In addition to Westside, what has helped boost standalone sales is the sharp gains for the Zudio format
Led by strong same-store sales growth of Westside
and traction for value fashion franchise Zudio, Trent
continues to outperform its peers in the retail space. The company posted a 33 per cent year-on-year revenue growth in the September quarter (Q2) which was ahead of peers, both on standalone and consolidated basis.
The better-than-expected performance was led by 13 per cent jump in same-store sales growth in Westside, which proved the best in the retail industry this quarter. The overall growth in this format was strong at 25 per cent. Analysts at IDBI Capital say the outperformance comes at a time when consumption slowdown is at its peak. The company believes that it can sustain revenue growth of 17 per cent in the current financial year on the back of a focus on private labels, where the returns are higher, and higher inventory turnover.

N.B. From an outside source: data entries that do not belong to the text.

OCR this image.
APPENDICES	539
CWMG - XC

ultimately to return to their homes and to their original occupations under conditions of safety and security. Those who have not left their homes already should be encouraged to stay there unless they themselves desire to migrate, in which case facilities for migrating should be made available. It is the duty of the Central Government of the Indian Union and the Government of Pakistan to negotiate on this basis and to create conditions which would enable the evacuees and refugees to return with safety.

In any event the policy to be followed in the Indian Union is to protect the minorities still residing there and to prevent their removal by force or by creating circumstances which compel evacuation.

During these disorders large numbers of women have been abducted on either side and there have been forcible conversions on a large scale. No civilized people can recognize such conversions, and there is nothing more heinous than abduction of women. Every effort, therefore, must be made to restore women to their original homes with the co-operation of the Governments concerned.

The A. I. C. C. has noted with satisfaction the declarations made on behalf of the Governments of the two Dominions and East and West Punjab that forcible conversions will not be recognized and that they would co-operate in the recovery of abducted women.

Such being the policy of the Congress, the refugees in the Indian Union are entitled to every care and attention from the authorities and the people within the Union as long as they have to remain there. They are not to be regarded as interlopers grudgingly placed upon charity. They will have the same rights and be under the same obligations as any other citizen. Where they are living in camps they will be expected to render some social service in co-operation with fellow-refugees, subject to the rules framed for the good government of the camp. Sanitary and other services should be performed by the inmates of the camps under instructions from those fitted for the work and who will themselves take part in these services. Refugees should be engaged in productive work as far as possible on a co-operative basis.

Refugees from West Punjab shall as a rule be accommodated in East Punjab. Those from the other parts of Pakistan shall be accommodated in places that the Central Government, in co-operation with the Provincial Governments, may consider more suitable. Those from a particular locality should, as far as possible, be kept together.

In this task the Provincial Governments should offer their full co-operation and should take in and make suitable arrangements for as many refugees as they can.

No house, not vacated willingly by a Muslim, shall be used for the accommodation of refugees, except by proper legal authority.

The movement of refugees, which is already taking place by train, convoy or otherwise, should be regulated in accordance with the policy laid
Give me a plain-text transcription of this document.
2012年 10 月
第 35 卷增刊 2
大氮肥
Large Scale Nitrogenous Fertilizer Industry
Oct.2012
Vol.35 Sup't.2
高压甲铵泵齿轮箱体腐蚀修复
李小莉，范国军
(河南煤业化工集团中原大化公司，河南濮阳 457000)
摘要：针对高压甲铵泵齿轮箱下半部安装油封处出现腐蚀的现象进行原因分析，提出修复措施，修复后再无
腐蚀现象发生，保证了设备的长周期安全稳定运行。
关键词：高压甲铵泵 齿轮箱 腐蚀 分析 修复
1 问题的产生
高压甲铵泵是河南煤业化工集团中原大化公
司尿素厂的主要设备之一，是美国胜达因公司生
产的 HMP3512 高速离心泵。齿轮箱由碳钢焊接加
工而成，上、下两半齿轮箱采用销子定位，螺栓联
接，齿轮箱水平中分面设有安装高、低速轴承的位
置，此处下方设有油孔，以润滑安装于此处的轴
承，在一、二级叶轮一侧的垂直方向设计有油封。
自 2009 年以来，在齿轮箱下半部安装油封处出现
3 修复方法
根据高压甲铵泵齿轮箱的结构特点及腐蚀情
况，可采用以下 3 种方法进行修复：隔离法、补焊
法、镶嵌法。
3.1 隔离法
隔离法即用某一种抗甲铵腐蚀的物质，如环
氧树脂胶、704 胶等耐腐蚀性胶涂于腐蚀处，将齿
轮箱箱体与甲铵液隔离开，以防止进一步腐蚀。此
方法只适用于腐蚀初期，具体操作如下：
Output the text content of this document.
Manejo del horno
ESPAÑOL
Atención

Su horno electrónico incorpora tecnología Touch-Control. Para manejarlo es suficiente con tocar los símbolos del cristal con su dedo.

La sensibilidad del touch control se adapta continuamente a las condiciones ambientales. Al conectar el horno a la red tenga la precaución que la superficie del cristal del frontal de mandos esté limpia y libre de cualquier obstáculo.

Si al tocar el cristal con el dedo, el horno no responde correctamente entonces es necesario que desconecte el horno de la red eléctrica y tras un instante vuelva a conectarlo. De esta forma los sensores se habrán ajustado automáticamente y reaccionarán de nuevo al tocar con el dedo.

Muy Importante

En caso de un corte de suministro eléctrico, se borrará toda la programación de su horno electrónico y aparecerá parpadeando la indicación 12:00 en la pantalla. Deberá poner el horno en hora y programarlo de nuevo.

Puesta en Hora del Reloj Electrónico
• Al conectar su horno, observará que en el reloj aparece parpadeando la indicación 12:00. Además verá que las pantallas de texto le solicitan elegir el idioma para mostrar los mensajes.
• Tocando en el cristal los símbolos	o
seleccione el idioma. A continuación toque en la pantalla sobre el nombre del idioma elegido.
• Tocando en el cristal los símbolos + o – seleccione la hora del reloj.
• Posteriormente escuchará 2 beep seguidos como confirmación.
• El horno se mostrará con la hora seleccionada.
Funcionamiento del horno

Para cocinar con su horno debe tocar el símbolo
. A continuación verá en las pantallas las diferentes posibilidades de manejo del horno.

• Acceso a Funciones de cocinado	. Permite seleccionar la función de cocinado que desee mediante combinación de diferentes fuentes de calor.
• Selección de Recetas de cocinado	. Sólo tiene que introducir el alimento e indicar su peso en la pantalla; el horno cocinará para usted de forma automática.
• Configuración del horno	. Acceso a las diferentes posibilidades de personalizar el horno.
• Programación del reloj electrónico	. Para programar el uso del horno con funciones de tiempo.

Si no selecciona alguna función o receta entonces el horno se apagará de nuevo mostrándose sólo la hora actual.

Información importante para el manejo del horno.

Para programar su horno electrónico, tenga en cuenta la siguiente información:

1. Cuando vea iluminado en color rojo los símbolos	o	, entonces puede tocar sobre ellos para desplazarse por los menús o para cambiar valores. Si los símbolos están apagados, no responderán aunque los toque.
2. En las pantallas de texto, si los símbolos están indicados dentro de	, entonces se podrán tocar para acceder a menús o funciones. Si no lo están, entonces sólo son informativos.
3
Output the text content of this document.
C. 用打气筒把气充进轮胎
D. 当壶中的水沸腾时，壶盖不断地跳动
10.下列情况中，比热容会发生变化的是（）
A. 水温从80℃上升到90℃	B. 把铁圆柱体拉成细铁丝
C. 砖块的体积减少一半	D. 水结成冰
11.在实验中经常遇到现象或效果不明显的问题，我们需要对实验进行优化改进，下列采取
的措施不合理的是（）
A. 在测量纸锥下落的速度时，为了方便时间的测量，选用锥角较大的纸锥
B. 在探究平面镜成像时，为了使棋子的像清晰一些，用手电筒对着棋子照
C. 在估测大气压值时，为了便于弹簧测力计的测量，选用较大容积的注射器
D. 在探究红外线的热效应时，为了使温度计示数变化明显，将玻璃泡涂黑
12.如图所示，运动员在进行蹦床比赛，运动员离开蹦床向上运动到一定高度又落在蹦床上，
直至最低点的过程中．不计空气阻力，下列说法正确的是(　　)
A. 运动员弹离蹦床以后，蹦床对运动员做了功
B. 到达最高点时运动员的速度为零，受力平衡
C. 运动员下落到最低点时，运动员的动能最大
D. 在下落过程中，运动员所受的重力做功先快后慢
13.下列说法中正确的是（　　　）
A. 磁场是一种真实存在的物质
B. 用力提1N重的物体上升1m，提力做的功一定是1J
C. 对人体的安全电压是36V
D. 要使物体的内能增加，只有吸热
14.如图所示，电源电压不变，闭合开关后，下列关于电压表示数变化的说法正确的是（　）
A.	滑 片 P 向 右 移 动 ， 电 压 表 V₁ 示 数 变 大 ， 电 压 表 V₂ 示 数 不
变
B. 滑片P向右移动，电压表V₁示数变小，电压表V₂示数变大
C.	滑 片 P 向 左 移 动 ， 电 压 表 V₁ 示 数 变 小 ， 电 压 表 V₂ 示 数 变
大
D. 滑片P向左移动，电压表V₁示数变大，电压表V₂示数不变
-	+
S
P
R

Trent
plans to add about 30 Westside
stores to its FY19 number of 150.
In addition to Westside, what has helped boost standalone sales is the sharp gains for the Zudio format. Analysts at Edelweiss Research believe that the segment’s revenue would have growth by two and a half times on a small base in Q2. While this segment, with over 40 stores, has posted revenues of Rs 150 crore in FY19, analysts expect it to grow at a fast clip given store additions. Analysts at Motilal Oswal Research believe that the format will see store addition to the tune of 70-100 each over the next couple of years to reach a total of 290 by FY22. Further, while Zudio’s revenues are a smaller part of Trent’s consolidated revenues of about Rs 2,700 crore, they expect it to scale up to a quarter of revenues by FY22.
While the top line growth is expected to be strong, there are two areas the Street will keep an eye on. The first is gross margins, which fell over 290 basis points year on year to 47.8 per cent in Q2 because of higher share of lower margin Zudio format revenues, and higher discounting on account of end of season sales. Margins would continue to be under pressure and coupled with higher losses at Star Bazaar, could also impact the bottom line.
Valuations seem to be a bigger hurdle as at over 52x FY21 earnings estimates, it is trading at a large premium to peers. Aditya Birla Fashions, its nearest peer, is trading at 34x. Investors will have to wait for an improvement in margins and lower losses at its joint ventures before considering the stock.